Por Ranyere Cerqueira 

É muito comum que nós, ateus e ateias, sejamos vistos com os olhos abutres do desprezo, da satanização e da marginalização. Na verdade, a sociedade nos quer assim, na margem. É óbvio que isso não passa de uma análise equivocada, ou muitas vezes, apressada e ignorante da condição do outro como descrente. Mas parece que, de fato, a sociedade fabrica outros para serem odiados. Explico: O outro é sempre o alienado, o ignorante, o que segue a crença errada, o que tem o deus engraçado ou errado. Com o ateu ou a ateia não é diferente. Mas conosco, o requinte de crueldade soa pior. Somos os imorais, insensíveis, hedonistas, incapazes de demonstrar compaixão, amor, empatia e dignos de pena, desprezo, indiferença e, quase sempre, somos patologizados como loucos. Ora, como pode alguém não acreditar naquilo que é essencial a existência e sentido da vida da maioria das pessoas que nos circundam? Só pode estar em condição de insanidade mental.

O preço a se pagar pelo empoderamento e honestidade intelectual consigo mesmo por aceitar-se e demonstrar-se como ateísta é sempre muito caro. Isso pode nos custar o emprego, os amigos de infância, o namorado ou a namorada e o convívio social de forma estrutural.

Quem nunca precisou mentir sua condição de descrente em uma reunião de família? Ou teve medo de não pegar um folhetinho evangélico quando um fundamentalista vem a sua direção e pode fazer um escândalo ao você dizer que não aceita a suposta palavra de amor dele? Quem nunca precisou fingir rezar ou ter que baixar a cabeça em sinal de respeito quando em reuniões que, não tendo esse objetivo, somos surpreendidos com a necessidade de uma reza surpresa?

A verdade é que essa sociedade não nos representa. Somos obrigados a suportar canais de TV evangelizadores, obrigados a presenciar o ferimento do estado laico com a própria constituição em seu preambulo dizer que ela está sob a proteção de deus, repartições públicas com símbolos cristão, políticos fundamentalistas e proselitistas legislando sobre nossas escolas, sobre a ciência e querendo nos impor um modelo de família hipócrita e heteronormativa que deslegitima o amor, o amor entre pessoas do mesmo sexo. Monopolizam a justiça, a moral, o amor.

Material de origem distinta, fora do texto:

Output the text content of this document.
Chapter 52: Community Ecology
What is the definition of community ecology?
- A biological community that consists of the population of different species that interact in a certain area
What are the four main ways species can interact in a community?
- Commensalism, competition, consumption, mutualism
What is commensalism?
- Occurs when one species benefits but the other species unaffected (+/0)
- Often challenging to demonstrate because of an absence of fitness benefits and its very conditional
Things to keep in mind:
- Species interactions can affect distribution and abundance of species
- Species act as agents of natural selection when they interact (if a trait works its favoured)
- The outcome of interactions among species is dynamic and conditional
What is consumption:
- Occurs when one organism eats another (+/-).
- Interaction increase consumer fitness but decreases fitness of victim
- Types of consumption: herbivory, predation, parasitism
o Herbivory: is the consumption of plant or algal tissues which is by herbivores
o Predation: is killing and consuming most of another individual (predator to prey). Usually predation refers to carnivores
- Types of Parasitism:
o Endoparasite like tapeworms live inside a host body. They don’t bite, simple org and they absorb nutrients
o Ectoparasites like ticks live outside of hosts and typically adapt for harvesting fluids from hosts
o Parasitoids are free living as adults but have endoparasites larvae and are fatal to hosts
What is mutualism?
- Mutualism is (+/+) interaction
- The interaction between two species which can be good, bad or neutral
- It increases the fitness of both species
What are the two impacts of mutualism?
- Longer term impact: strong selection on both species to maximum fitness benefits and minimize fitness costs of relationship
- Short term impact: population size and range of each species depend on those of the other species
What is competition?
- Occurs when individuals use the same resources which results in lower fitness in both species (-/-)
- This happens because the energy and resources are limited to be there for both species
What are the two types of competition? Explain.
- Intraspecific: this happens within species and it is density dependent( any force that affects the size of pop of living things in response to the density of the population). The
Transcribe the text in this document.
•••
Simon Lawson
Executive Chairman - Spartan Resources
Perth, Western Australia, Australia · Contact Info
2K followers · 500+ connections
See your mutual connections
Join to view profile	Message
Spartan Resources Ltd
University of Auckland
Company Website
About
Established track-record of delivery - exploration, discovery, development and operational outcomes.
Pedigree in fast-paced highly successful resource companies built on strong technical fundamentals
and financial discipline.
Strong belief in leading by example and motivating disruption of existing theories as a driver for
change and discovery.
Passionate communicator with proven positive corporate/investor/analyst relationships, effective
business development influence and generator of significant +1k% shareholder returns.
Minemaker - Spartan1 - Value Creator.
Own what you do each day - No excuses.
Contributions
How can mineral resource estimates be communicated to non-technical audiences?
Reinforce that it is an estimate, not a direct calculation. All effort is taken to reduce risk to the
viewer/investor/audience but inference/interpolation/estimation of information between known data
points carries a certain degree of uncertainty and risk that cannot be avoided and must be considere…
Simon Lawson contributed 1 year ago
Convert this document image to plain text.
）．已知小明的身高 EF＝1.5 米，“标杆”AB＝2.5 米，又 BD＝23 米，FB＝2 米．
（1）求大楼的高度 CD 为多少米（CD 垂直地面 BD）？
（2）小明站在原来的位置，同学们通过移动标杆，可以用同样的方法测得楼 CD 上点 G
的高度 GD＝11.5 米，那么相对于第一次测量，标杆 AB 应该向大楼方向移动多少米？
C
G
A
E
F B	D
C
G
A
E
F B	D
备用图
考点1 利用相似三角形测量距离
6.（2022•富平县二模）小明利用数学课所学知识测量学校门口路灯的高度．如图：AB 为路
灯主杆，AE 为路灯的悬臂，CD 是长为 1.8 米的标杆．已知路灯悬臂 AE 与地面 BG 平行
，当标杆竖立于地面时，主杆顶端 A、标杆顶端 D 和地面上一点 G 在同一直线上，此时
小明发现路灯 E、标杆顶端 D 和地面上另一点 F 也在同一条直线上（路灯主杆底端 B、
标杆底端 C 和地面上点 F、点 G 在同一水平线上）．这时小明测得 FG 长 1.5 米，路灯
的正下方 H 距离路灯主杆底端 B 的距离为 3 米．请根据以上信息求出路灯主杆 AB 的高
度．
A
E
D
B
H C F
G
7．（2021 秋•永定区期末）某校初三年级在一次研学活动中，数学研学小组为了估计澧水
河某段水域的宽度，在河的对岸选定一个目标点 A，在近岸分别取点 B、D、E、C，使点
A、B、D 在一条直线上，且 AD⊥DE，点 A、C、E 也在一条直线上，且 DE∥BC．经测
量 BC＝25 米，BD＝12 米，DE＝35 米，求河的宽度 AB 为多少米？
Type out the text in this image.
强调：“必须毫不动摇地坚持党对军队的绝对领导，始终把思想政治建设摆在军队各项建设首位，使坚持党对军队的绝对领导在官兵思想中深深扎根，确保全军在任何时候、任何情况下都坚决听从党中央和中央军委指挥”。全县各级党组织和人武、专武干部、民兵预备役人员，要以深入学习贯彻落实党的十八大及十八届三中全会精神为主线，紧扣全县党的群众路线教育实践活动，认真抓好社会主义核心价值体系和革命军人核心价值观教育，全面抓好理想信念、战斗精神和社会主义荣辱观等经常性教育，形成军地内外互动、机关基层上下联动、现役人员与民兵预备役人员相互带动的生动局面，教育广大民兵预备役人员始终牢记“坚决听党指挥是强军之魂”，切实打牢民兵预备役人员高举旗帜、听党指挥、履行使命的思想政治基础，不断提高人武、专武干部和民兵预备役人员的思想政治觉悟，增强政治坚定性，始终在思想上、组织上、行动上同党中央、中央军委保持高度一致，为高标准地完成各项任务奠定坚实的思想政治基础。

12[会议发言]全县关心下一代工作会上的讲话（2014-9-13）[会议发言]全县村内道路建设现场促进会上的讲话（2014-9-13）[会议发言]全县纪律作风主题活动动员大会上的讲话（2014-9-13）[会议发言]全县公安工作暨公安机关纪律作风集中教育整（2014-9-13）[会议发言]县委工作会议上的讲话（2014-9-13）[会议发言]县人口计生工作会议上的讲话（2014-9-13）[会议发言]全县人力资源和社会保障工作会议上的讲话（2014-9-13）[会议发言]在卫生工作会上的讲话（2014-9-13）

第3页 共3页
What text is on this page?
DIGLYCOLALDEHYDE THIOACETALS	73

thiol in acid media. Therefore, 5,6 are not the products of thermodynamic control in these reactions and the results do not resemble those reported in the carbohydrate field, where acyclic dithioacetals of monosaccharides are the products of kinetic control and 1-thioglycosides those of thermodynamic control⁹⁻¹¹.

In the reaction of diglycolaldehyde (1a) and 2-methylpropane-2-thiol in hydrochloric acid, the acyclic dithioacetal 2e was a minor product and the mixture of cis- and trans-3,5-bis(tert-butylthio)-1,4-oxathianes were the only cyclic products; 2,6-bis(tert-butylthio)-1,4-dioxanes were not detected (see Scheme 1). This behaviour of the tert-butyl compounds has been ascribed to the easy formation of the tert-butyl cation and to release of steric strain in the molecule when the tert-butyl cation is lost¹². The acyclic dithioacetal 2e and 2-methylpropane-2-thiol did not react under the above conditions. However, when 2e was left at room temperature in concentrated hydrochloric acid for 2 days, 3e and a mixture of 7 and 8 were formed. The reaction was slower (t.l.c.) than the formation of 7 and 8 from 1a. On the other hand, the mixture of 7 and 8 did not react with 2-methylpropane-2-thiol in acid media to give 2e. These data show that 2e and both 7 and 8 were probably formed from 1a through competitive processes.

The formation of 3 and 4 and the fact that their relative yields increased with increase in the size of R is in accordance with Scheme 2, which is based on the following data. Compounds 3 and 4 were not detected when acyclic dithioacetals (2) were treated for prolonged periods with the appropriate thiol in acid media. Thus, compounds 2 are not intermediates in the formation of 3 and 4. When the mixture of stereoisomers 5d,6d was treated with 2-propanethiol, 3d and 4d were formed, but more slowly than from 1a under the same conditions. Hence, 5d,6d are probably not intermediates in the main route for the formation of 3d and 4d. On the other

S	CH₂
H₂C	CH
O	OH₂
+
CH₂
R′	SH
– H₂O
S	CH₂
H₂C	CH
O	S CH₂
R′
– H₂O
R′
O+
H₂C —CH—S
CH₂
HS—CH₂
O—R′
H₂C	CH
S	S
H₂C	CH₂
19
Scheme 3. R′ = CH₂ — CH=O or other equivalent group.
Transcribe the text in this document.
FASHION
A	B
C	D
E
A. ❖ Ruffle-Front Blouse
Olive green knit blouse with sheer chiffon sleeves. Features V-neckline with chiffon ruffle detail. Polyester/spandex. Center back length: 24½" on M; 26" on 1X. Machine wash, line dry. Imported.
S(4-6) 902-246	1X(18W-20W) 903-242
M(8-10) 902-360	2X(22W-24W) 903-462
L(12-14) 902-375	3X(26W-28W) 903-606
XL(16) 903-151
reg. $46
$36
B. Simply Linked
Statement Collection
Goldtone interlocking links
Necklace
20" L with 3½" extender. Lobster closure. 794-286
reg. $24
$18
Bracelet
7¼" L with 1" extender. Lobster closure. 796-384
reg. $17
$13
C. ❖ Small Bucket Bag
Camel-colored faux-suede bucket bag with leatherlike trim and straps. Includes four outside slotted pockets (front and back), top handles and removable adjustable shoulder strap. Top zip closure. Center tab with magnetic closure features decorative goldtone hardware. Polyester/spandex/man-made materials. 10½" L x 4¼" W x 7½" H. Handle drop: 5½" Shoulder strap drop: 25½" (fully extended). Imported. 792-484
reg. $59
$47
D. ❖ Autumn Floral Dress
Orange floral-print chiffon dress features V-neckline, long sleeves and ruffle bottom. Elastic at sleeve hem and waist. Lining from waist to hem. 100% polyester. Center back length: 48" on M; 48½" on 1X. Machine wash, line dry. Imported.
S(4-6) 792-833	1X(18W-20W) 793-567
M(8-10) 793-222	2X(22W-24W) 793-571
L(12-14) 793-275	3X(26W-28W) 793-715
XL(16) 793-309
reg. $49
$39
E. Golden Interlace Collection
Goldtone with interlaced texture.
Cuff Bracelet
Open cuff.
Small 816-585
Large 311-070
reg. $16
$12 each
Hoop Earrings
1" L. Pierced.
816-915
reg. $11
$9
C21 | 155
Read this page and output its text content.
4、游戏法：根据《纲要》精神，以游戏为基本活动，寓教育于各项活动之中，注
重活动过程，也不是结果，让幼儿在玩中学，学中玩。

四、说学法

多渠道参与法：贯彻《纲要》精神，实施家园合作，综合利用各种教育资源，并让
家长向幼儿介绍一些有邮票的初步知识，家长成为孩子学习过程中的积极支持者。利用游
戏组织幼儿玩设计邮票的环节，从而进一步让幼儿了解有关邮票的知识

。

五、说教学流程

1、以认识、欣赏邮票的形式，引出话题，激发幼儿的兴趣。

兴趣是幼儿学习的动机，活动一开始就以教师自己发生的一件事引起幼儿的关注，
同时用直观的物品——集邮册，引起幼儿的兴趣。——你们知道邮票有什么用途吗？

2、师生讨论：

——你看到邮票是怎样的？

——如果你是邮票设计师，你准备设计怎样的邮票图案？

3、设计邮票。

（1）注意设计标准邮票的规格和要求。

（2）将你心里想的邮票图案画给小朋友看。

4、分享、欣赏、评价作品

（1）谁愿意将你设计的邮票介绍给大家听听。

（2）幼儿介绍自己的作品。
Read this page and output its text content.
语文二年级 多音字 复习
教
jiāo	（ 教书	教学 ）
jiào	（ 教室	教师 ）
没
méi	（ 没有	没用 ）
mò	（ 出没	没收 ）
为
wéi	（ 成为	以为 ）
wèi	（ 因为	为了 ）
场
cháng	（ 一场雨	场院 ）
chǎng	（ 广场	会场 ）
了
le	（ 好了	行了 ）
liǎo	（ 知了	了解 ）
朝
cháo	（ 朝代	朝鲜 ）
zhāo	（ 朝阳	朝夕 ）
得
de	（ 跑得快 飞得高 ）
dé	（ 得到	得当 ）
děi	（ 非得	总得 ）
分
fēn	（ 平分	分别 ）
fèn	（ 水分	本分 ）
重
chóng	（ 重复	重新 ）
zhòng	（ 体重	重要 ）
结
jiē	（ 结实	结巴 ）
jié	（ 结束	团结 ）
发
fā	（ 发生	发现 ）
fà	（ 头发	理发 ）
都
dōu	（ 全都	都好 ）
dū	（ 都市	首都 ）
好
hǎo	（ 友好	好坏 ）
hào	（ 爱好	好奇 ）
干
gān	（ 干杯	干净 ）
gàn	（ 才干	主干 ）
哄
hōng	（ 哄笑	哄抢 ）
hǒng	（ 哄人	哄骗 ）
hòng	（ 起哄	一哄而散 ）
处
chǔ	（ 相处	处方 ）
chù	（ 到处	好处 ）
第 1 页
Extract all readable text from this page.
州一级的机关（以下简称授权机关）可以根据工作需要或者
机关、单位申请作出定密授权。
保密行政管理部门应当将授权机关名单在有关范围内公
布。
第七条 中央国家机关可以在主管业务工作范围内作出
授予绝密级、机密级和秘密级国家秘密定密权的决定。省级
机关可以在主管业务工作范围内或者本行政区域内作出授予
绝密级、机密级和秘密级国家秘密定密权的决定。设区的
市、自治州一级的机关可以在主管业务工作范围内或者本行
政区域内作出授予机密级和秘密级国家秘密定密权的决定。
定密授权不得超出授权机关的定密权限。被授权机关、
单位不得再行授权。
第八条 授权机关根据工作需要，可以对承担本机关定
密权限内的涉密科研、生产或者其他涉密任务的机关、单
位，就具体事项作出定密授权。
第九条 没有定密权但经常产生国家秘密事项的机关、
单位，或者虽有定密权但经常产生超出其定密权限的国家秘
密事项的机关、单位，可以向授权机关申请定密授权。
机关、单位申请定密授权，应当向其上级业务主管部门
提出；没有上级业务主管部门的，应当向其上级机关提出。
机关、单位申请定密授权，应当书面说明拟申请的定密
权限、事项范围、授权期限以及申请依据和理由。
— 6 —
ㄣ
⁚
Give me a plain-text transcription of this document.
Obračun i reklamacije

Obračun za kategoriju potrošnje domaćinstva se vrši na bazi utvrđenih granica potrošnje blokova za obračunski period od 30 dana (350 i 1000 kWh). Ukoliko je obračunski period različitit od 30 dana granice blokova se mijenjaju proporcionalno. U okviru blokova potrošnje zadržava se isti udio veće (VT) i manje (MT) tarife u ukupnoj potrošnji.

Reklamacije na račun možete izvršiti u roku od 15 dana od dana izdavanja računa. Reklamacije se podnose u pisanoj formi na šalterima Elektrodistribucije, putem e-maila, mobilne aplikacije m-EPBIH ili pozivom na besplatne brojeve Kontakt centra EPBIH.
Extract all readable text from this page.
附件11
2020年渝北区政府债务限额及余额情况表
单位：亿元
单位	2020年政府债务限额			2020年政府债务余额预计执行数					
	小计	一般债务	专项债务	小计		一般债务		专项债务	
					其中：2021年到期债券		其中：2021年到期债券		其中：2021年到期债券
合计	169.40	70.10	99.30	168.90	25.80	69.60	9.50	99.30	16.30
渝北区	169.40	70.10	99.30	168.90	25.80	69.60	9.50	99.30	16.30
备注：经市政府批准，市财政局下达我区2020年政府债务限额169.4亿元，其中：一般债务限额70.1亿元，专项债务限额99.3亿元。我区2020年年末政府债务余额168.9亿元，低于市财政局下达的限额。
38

Existe forma mais desumanizadora do que nos tirar a capacidade de existir, de amar?

É prática cotidiana que nós sejamos relegados a solidão afetiva, moral, existencial e subjetiva.

Dessa forma, portanto, é preciso um ateísmo de dentro para fora. Aquele ateísmo emponderado, combativo e fora do armário que aponte o dedo em riste frente a essa sociedade preconceituosa e diga que estamos aqui, que existimos e queremos respeito. Diferente da visão externa e semiótica do ateísmo de fora para dentro de nós, aquele que nos inferioriza, nos subalterniza e nos coloca como cidadãos de segunda classe moral.